“Let us kneel, my father, together before these pieces of silver,” said the boy.

They knelt together.

“Thou dost not rejoice as do I, O my father!” said the boy, searching the eyes of the white-haired man. “These pieces of silver do not seem to bring you gladness. And yet I have shouted my joy. To-night I know the pangs of happiness that Hannibal and Cæsar and Alexander felt. To-night I am fit to woo the priestess of Delphi.”

“We lose the Promethean fire as age falls about us,” said his father. “We do not dance nor pipe, neither do we sing. But I salute thee, Achilles. Ave, ave, my brave one!”

“I never thought to see this hour,” said the boy, gathering up the pieces of silver and placing them in his father’s hand. “I know not what they have cost me, my father, but now I would that the cost were a hundred times more.”

“Is it not a pious thought, beloved one,” said his father, “that that which we render is given to us again?”

“I have wrought greatly in the practical sciences during the week past, my father,” said the boy. “My power increases hour by hour; the persons in the streets are nothing like so mysterious to me as they were; and yet still there are great waste places.

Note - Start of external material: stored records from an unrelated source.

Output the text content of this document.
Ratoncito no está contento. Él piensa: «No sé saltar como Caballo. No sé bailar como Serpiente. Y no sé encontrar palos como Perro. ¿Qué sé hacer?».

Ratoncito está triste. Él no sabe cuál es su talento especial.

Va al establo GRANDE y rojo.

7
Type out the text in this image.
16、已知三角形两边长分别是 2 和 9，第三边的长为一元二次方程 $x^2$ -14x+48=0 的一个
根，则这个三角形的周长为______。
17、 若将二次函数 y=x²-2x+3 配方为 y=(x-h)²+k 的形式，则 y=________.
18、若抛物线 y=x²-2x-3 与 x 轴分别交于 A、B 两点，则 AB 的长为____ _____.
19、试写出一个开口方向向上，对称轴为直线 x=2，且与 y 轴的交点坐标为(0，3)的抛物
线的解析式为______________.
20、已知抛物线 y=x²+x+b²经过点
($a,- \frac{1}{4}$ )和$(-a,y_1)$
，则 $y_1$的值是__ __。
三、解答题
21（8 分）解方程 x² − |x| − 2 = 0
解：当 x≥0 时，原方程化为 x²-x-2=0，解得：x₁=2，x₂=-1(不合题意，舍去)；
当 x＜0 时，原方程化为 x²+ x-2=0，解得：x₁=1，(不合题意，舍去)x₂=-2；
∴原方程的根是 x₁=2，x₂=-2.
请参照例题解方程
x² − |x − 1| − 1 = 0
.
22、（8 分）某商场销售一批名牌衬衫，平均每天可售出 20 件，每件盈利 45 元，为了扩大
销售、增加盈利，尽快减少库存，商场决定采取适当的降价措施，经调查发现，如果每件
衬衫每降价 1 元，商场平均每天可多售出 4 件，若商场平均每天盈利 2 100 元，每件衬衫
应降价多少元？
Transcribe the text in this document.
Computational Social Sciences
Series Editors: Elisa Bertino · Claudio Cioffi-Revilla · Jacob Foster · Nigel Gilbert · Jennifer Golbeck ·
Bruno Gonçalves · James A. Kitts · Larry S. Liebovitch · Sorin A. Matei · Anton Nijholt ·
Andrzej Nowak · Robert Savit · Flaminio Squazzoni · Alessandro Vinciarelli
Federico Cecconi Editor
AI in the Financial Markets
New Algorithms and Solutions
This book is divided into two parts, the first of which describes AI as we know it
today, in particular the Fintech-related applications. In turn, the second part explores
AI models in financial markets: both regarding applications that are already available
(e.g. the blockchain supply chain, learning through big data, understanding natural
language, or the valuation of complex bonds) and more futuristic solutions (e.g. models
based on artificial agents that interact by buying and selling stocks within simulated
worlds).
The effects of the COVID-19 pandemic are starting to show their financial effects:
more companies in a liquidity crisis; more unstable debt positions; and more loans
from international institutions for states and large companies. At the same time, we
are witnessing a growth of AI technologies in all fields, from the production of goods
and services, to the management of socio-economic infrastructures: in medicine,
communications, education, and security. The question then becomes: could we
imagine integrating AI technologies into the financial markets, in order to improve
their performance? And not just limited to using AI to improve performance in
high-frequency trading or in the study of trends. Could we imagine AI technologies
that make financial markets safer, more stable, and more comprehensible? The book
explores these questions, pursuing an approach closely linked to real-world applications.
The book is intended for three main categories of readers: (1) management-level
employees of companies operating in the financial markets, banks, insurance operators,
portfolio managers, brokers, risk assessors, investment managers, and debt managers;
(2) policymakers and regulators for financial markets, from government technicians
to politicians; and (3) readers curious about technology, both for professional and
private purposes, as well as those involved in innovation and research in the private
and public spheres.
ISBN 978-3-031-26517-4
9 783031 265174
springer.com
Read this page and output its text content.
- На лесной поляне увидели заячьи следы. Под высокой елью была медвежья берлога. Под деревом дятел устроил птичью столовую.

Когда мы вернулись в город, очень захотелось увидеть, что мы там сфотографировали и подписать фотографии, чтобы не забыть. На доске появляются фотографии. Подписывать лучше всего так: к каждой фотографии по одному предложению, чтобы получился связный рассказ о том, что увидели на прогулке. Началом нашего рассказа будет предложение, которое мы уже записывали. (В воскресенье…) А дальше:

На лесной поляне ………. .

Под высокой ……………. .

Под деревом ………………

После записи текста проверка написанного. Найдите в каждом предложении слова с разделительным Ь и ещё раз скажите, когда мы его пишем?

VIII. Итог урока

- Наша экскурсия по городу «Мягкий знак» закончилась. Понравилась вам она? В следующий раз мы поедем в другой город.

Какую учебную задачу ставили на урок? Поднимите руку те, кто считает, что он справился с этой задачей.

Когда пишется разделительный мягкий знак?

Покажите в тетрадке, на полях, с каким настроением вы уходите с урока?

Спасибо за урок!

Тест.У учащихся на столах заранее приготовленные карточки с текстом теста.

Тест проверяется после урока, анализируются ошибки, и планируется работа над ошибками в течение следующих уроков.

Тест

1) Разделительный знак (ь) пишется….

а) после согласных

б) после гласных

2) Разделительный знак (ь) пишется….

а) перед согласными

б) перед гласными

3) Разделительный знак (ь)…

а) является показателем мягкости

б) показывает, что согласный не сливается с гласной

There is, indeed, much to learn, my father, much to learn.”

To-night his mood was one of rare expansion. He spoke unceasingly of what the future bore. The ten pieces of silver acted like a wine of great potency upon the too-delicate strings of the mind.

“Every day, every hour, every minute I am growing in stature,” he said. “Every time my heart beats, my father, I am more than I was. To-night I feel a royal courage stirring in my flesh. There is much to learn, my father, much to learn, but one day I feel sure I shall learn it all.”

“And when thou hast learnt it all, Achilles?” his father asked.